With Hobie he was too old to be trained to leash and harness. Why are you punishing me was his plaintive objection. Once he got out. He ran away, never to be found. We lived in the countryside then. Fox and martins and all creatures of the forest at our back door and if he cut through the woods heading for where he used to live with hubby, there are so many roads he could have eventually found, or I suppose, other families.
Do we want to avoid cats that look or feel like either of them? Is a cat filling the niche instead of adopting a kid? Wouldn’t we have started adopting kids if that had been our wish. We’re together 22 years, nearly half of that with 1 of 4 cats.
How do you find if there’s a natural personality connection when one is behind bars surrounded by dozens of others?
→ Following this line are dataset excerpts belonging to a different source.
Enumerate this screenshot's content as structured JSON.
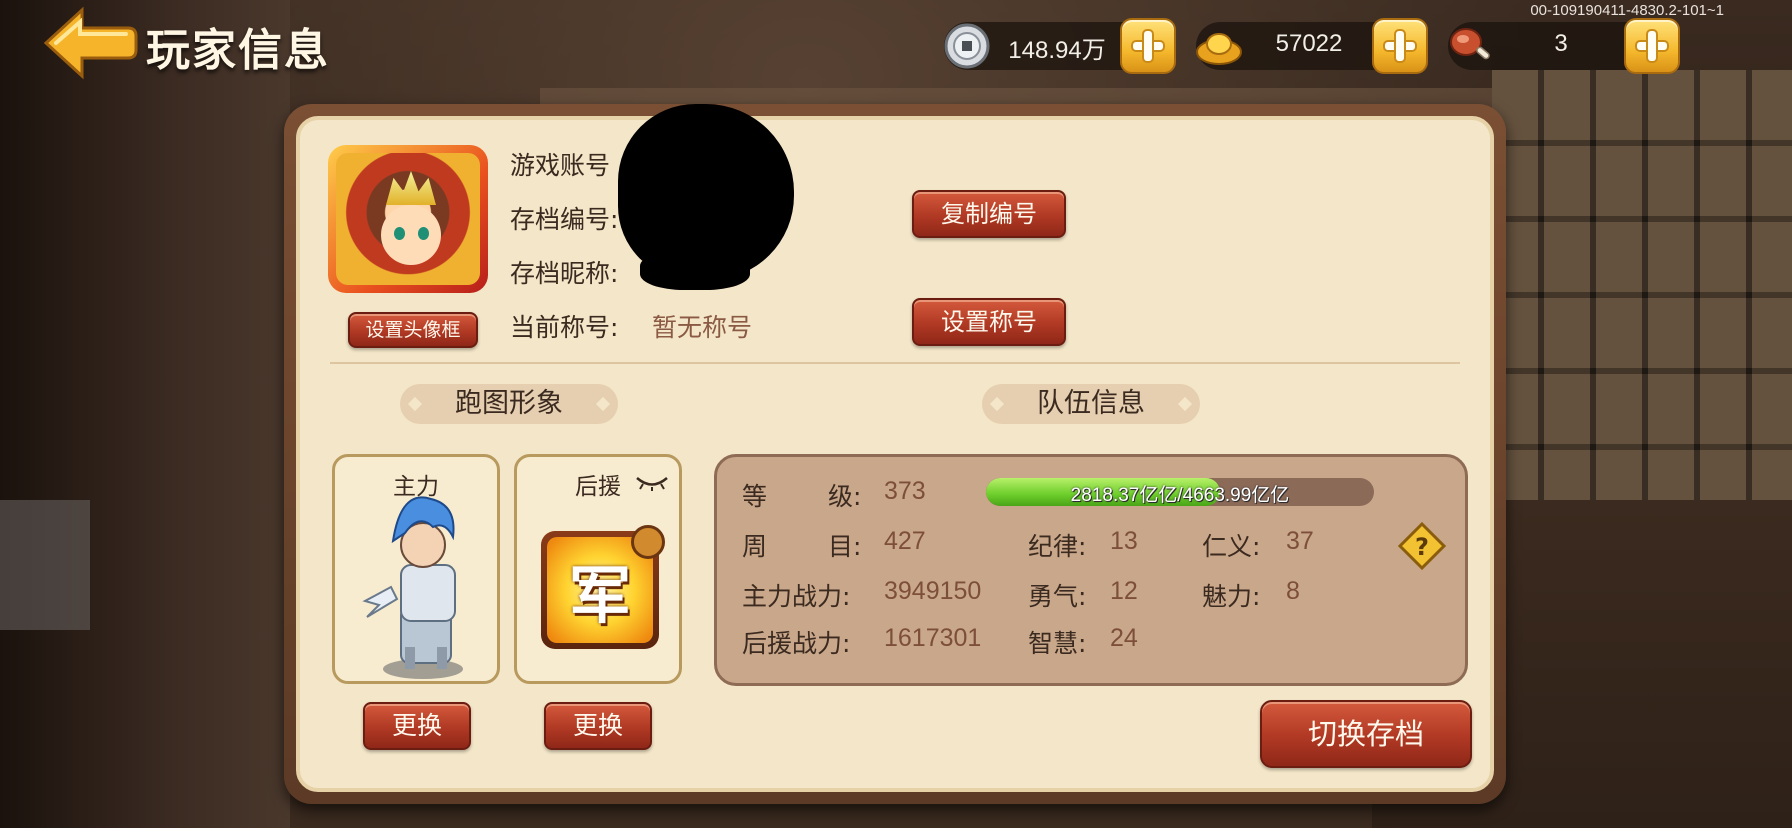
{
  "window": {
    "title": "玩家信息",
    "version": "00-109190411-4830.2-101~1"
  },
  "currencies": [
    {
      "icon": "silver-coin-icon",
      "value": "148.94万"
    },
    {
      "icon": "gold-ingot-icon",
      "value": "57022"
    },
    {
      "icon": "meat-icon",
      "value": "3"
    }
  ],
  "profile": {
    "labels": {
      "account": "游戏账号",
      "save_id": "存档编号:",
      "save_nick": "存档昵称:",
      "current_title": "当前称号:"
    },
    "current_title_value": "暂无称号",
    "buttons": {
      "set_frame": "设置头像框",
      "copy_id": "复制编号",
      "set_title": "设置称号"
    }
  },
  "sections": {
    "appearance": "跑图形象",
    "team": "队伍信息"
  },
  "cards": {
    "main_label": "主力",
    "support_label": "后援",
    "army_glyph": "军",
    "change_label": "更换"
  },
  "team": {
    "level_label_1": "等",
    "level_label_2": "级:",
    "level": "373",
    "exp_text": "2818.37亿亿/4663.99亿亿",
    "exp_progress": 0.604,
    "round_label_1": "周",
    "round_label_2": "目:",
    "round": "427",
    "main_power_label": "主力战力:",
    "main_power": "3949150",
    "support_power_label": "后援战力:",
    "support_power": "1617301",
    "discipline_label": "纪律:",
    "discipline": "13",
    "courage_label": "勇气:",
    "courage": "12",
    "wisdom_label": "智慧:",
    "wisdom": "24",
    "benevolence_label": "仁义:",
    "benevolence": "37",
    "charm_label": "魅力:",
    "charm": "8"
  },
  "switch_save_label": "切换存档",
  "colors": {
    "accent_red": "#b03924",
    "panel_bg": "#f4e6c8",
    "exp_green": "#6ccd2a"
  }
}
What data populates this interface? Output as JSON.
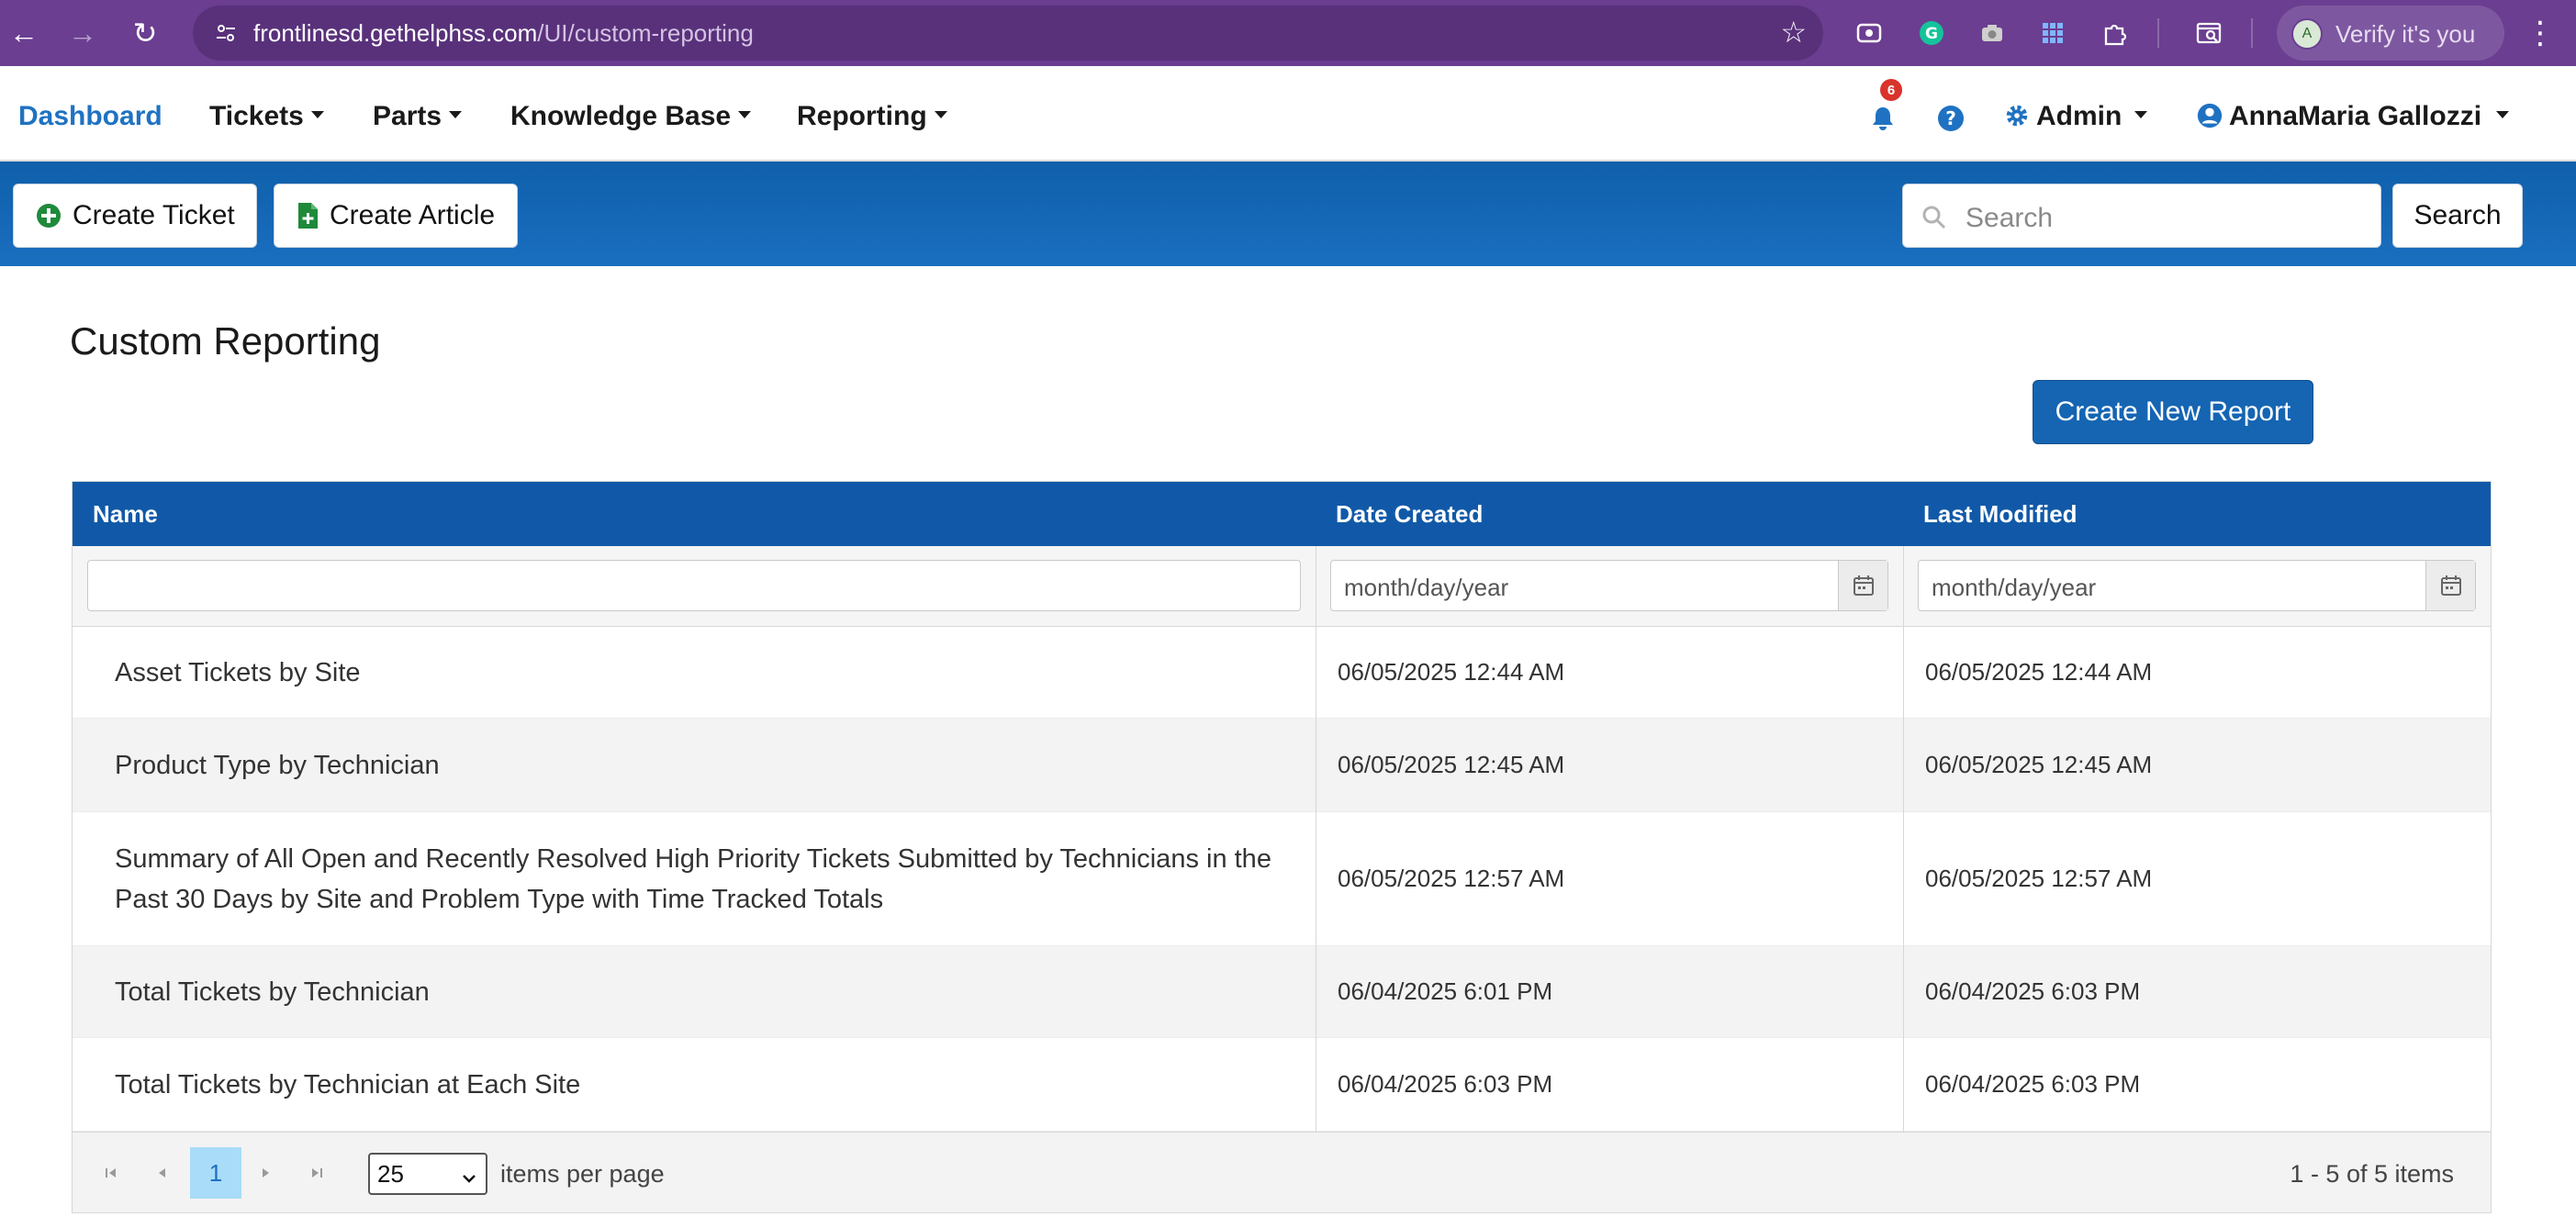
{
  "browser": {
    "url_host": "frontlinesd.gethelphss.com",
    "url_path": "/UI/custom-reporting",
    "profile_initial": "A",
    "profile_label": "Verify it's you"
  },
  "nav": {
    "dashboard": "Dashboard",
    "tickets": "Tickets",
    "parts": "Parts",
    "knowledge_base": "Knowledge Base",
    "reporting": "Reporting",
    "notification_count": "6",
    "admin": "Admin",
    "user": "AnnaMaria Gallozzi"
  },
  "toolbar": {
    "create_ticket": "Create Ticket",
    "create_article": "Create Article",
    "search_placeholder": "Search",
    "search_button": "Search"
  },
  "page": {
    "title": "Custom Reporting",
    "create_report": "Create New Report"
  },
  "grid": {
    "columns": [
      "Name",
      "Date Created",
      "Last Modified"
    ],
    "date_placeholder": "month/day/year",
    "rows": [
      {
        "name": "Asset Tickets by Site",
        "created": "06/05/2025 12:44 AM",
        "modified": "06/05/2025 12:44 AM"
      },
      {
        "name": "Product Type by Technician",
        "created": "06/05/2025 12:45 AM",
        "modified": "06/05/2025 12:45 AM"
      },
      {
        "name": "Summary of All Open and Recently Resolved High Priority Tickets Submitted by Technicians in the Past 30 Days by Site and Problem Type with Time Tracked Totals",
        "created": "06/05/2025 12:57 AM",
        "modified": "06/05/2025 12:57 AM"
      },
      {
        "name": "Total Tickets by Technician",
        "created": "06/04/2025 6:01 PM",
        "modified": "06/04/2025 6:03 PM"
      },
      {
        "name": "Total Tickets by Technician at Each Site",
        "created": "06/04/2025 6:03 PM",
        "modified": "06/04/2025 6:03 PM"
      }
    ]
  },
  "pager": {
    "current_page": "1",
    "page_size": "25",
    "items_per_page_label": "items per page",
    "count_label": "1 - 5 of 5 items"
  },
  "colors": {
    "chrome": "#6b3e91",
    "brand_blue": "#1565b3",
    "link_blue": "#1f72c2",
    "badge_red": "#d9332b",
    "create_ticket_icon": "#1e8a3a",
    "create_article_icon": "#1e8a3a"
  },
  "icons": [
    "back-icon",
    "forward-icon",
    "reload-icon",
    "site-settings-icon",
    "bookmark-star-icon",
    "bell-icon",
    "help-icon",
    "gear-icon",
    "user-circle-icon",
    "plus-circle-icon",
    "document-plus-icon",
    "search-icon",
    "calendar-icon"
  ]
}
But then, how do you know anything in life. If you could make a kid, there’s no guarantee that as people you’d like one another. And if you do or don’t personalities shift over time.
Zoe never liked us. Or maybe she did at first. She hovered near in early months. Maybe Stockholm syndrome. We were jailers who gave her kibble which she would approach when we weren’t near it. But she had all kinds of mental and physical trauma. We knew that at the shelter. There were BBs in her skull. The doctor took out what they could. She was old and sore and tired. We never knew her in her youth. We gave her a refuge from being eaten I suppose, and sometimes friendly companionship with Valerie when they weren’t at odds. Each relationship is different.
What are we looking for? To save someone from discomfort of shelter to optimize herself or himself, and feel secure under our roof? To have someone who comes and cuddles and notices us? Someone who touches and is touchable? Needs to help others and needs to feel a home less empty when there’s someone here but us.
What about our schedule? Who can catsit for us? How to communicate that we’ll be back when our daily pattern breaks in 6 or 8 months time?